Dans Boys will be, le photographe américain Jon Ervin s’intéresse à la masculinité. Une notion qu’il explore, apprivoise et déconstruit en croisant photographie de mode, documentaire et archives.

« La masculinité doit être prouvée. Et à peine l’est-elle, qu’elle est remise en question et doit être prouvée à nouveau – constante, implacable, inaccessible », écrit le sociologue américain Michael S. Kimmel dans The Gender of Desire: Essays on Male Sexuality. Qu’est-ce qui définit cette masculinité ? Pourquoi ses représentations sont-elles si limitées ? Peut-elle être fluide, libérée ? Ce sont ces réflexions que le photographe Jon Ervin a explorées à travers Boys will be. Une série mélangeant images d’archives, documentaires et shootings de mode pour proposer une nouvelle définition du masculin. Dans les images de l’auteur new-yorkais, les corps dénudés se touchent, se soutiennent, se combattent et tissent ensemble une histoire faite de nuances et de compromis.
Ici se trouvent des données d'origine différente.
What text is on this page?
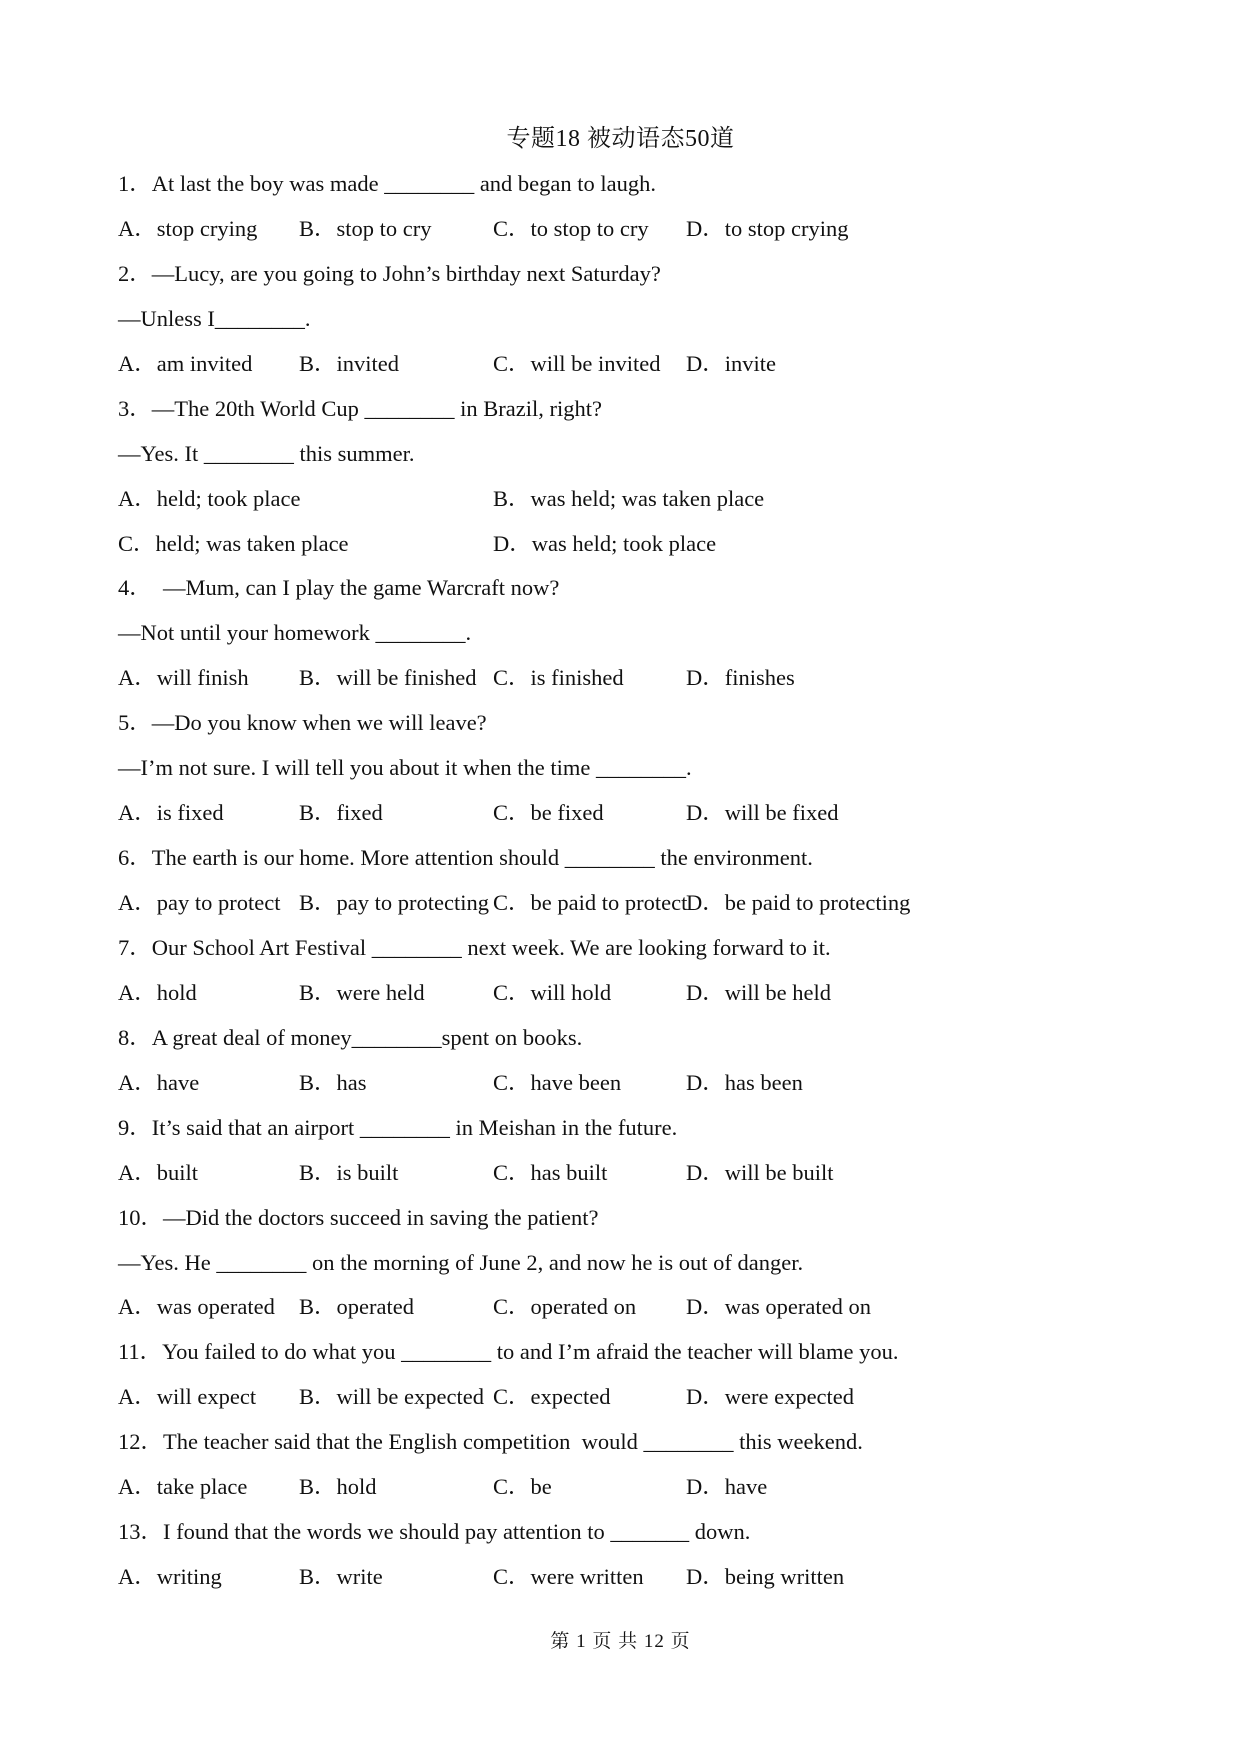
专题18 被动语态50道
1．At last the boy was made ________ and began to laugh.
A．stop crying B．stop to cry	C．to stop to cry D．to stop crying
2．—Lucy, are you going to John’s birthday next Saturday?
—Unless I________.
A．am invited B．invited	C．will be invited D．invite
3．—The 20th World Cup ________ in Brazil, right?
—Yes. It ________ this summer.
A．held; took place	B．was held; was taken place
C．held; was taken place	D．was held; took place
4．  —Mum, can I play the game Warcraft now?
—Not until your homework ________.
A．will finish B．will be finished C．is finished	D．finishes
5．—Do you know when we will leave?
—I’m not sure. I will tell you about it when the time ________.
A．is fixed	B．fixed	C．be fixed	D．will be fixed
6．The earth is our home. More attention should ________ the environment.
A．pay to protect B．pay to protecting C．be paid to protect
D．be paid to protecting
7．Our School Art Festival ________ next week. We are looking forward to it.
A．hold	B．were held	C．will hold	D．will be held
8．A great deal of money________spent on books.
A．have	B．has	C．have been	D．has been
9．It’s said that an airport ________ in Meishan in the future.
A．built	B．is built	C．has built	D．will be built
10．—Did the doctors succeed in saving the patient?
—Yes. He ________ on the morning of June 2, and now he is out of danger.
A．was operated B．operated	C．operated on D．was operated on
11．You failed to do what you ________ to and I’m afraid the teacher will blame you.
A．will expect B．will be expected C．expected	D．were expected
12．The teacher said that the English competition  would ________ this weekend.
A．take place B．hold	C．be	D．have
13．I found that the words we should pay attention to _______ down.
A．writing	B．write	C．were written D．being written
第 1 页 共 12 页
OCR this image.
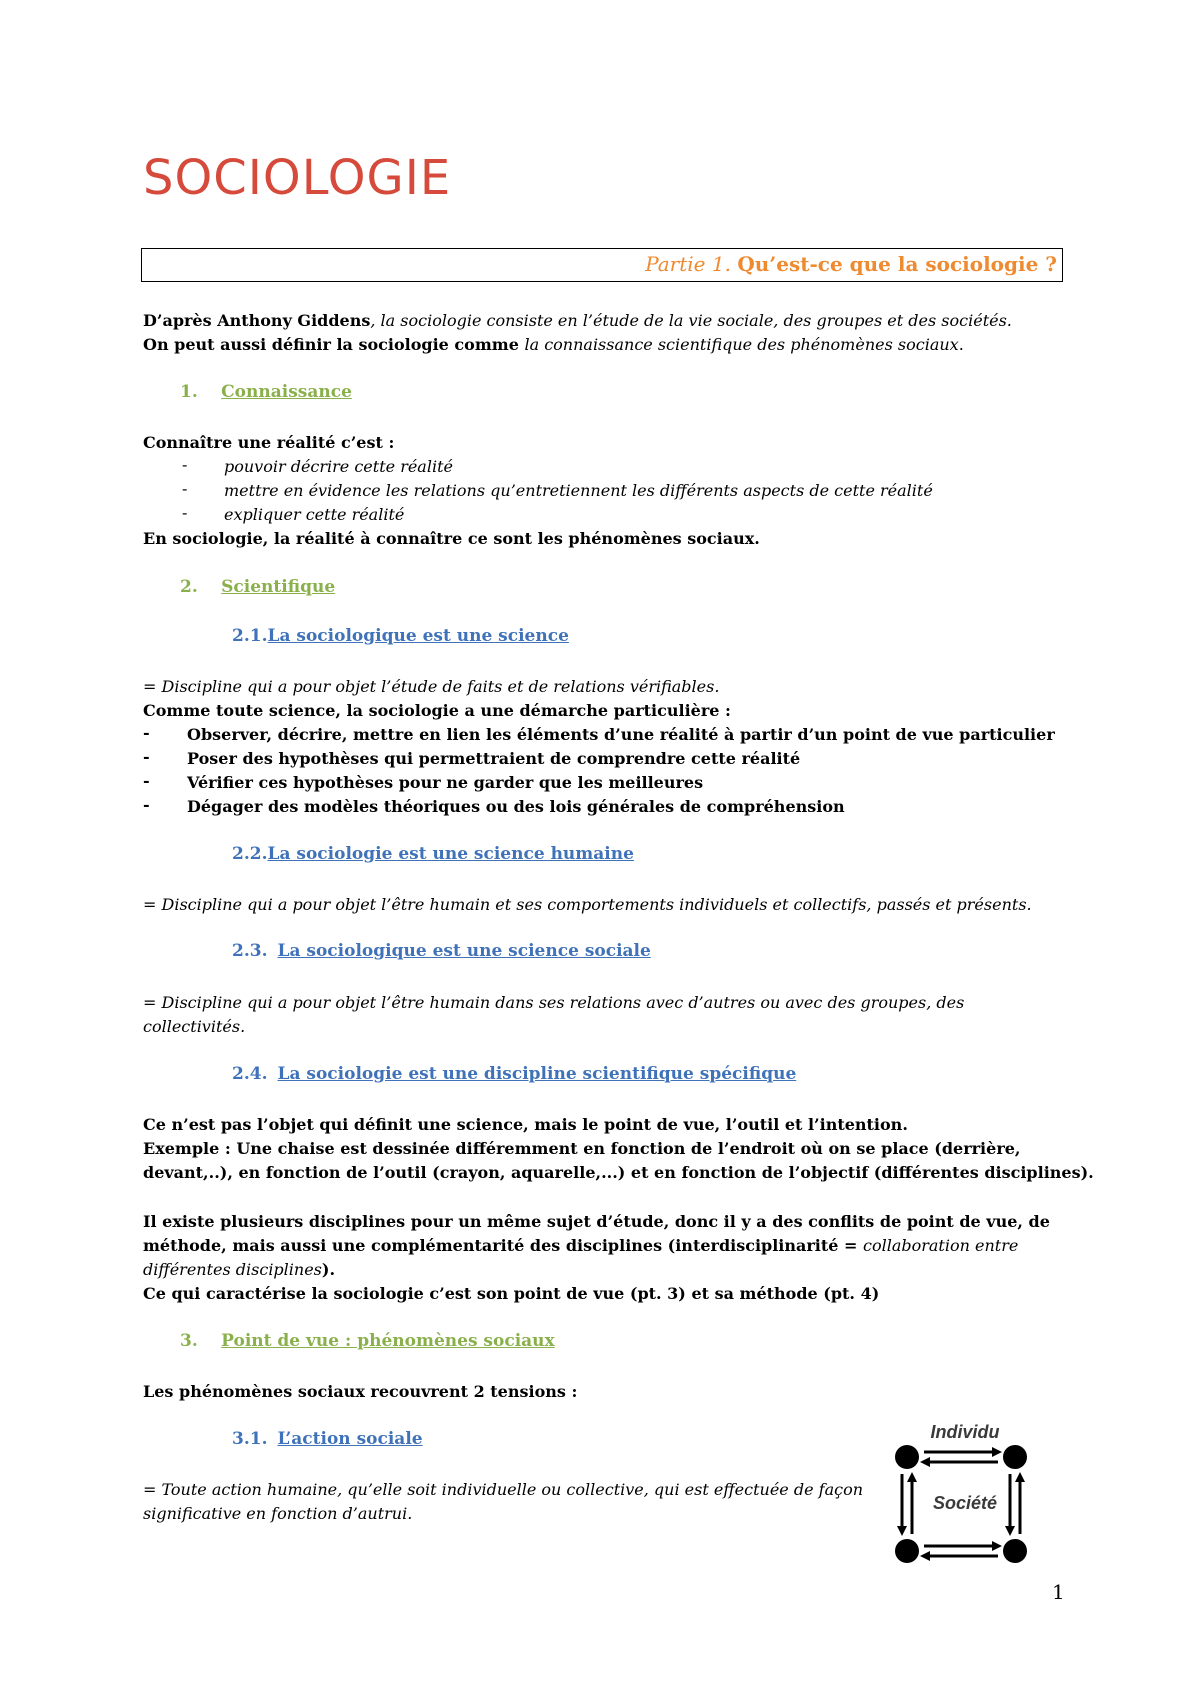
SOCIOLOGIE
Partie 1. Qu’est-ce que la sociologie ?
D’après Anthony Giddens, la sociologie consiste en l’étude de la vie sociale, des groupes et des sociétés.
On peut aussi définir la sociologie comme la connaissance scientifique des phénomènes sociaux.
1. Connaissance
Connaître une réalité c’est :
- pouvoir décrire cette réalité
- mettre en évidence les relations qu’entretiennent les différents aspects de cette réalité
- expliquer cette réalité
En sociologie, la réalité à connaître ce sont les phénomènes sociaux.
2. Scientifique
2.1.La sociologique est une science
= Discipline qui a pour objet l’étude de faits et de relations vérifiables.
Comme toute science, la sociologie a une démarche particulière :
- Observer, décrire, mettre en lien les éléments d’une réalité à partir d’un point de vue particulier
- Poser des hypothèses qui permettraient de comprendre cette réalité
- Vérifier ces hypothèses pour ne garder que les meilleures
- Dégager des modèles théoriques ou des lois générales de compréhension
2.2.La sociologie est une science humaine
= Discipline qui a pour objet l’être humain et ses comportements individuels et collectifs, passés et présents.
2.3. La sociologique est une science sociale
= Discipline qui a pour objet l’être humain dans ses relations avec d’autres ou avec des groupes, des
collectivités.
2.4. La sociologie est une discipline scientifique spécifique
Ce n’est pas l’objet qui définit une science, mais le point de vue, l’outil et l’intention.
Exemple : Une chaise est dessinée différemment en fonction de l’endroit où on se place (derrière,
devant,..), en fonction de l’outil (crayon, aquarelle,...) et en fonction de l’objectif (différentes disciplines).
Il existe plusieurs disciplines pour un même sujet d’étude, donc il y a des conflits de point de vue, de
méthode, mais aussi une complémentarité des disciplines (interdisciplinarité = collaboration entre
différentes disciplines).
Ce qui caractérise la sociologie c’est son point de vue (pt. 3) et sa méthode (pt. 4)
3. Point de vue : phénomènes sociaux
Les phénomènes sociaux recouvrent 2 tensions :
3.1. L’action sociale
= Toute action humaine, qu’elle soit individuelle ou collective, qui est effectuée de façon
significative en fonction d’autrui.
Individu
Société
1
C’est en Oklahoma que l’artiste a grandi. Un territoire qui inscrit en lui au fer blanc un idéal à atteindre, une vision fermée de ce que signifie être un homme. « Cette représentation de la masculinité ne m’a jamais convenu. En déménageant à New York, cependant, j’ai compris que ma virilité n’était pas un problème, contrairement à ce que j’avais pu croire. La pression de mes pairs, d’être cet homme fort et dur – que je ne souhaitais pas devenir – n’existait plus. C’est ce changement de philosophie qui m’a poussé à explorer la notion de masculinité », raconte-t-il. Il débute alors Boys will be, une étude esthétique de la notion de genre, et de notre manière de nous présenter à l’autre.

Être, tout simplement

Car la performance est au cœur de la série de Jon Ervin. Dénudés, en pleine séance de sport, ou encore vêtus d’uniformes militaires, les modèles du photographe jouent, face à l’objectif, le rôle de toute une vie. Leurs corps ciselés se contorsionnent pour laisser apparaître les marques de la virilité – des muscles, et une force physique indéniable. Pourtant, une certaine vulnérabilité se dégage des images. Une fragilité que l’on parvient à discerner dans un regard, une étreinte, une position. Au cœur de ces scènes ultras masculines, le photographe distille un certain homoérotisme et joue avec nos perceptions, nos attentes. « Je m’intéresse ici à notre manière de performer pour les autres, à la façon dont les hommes modèlent leur identité. Nous jouons tous un rôle constamment, et cette performance est délibérée, bien qu’elle ne soit pas toujours consciente. Dans Boys will be, j’invite mes sujets à endosser ces rôles, et à se poser la question suivante : qu’est-ce que cela signifierait d’“être”, tout simplement ? », confie-t-il.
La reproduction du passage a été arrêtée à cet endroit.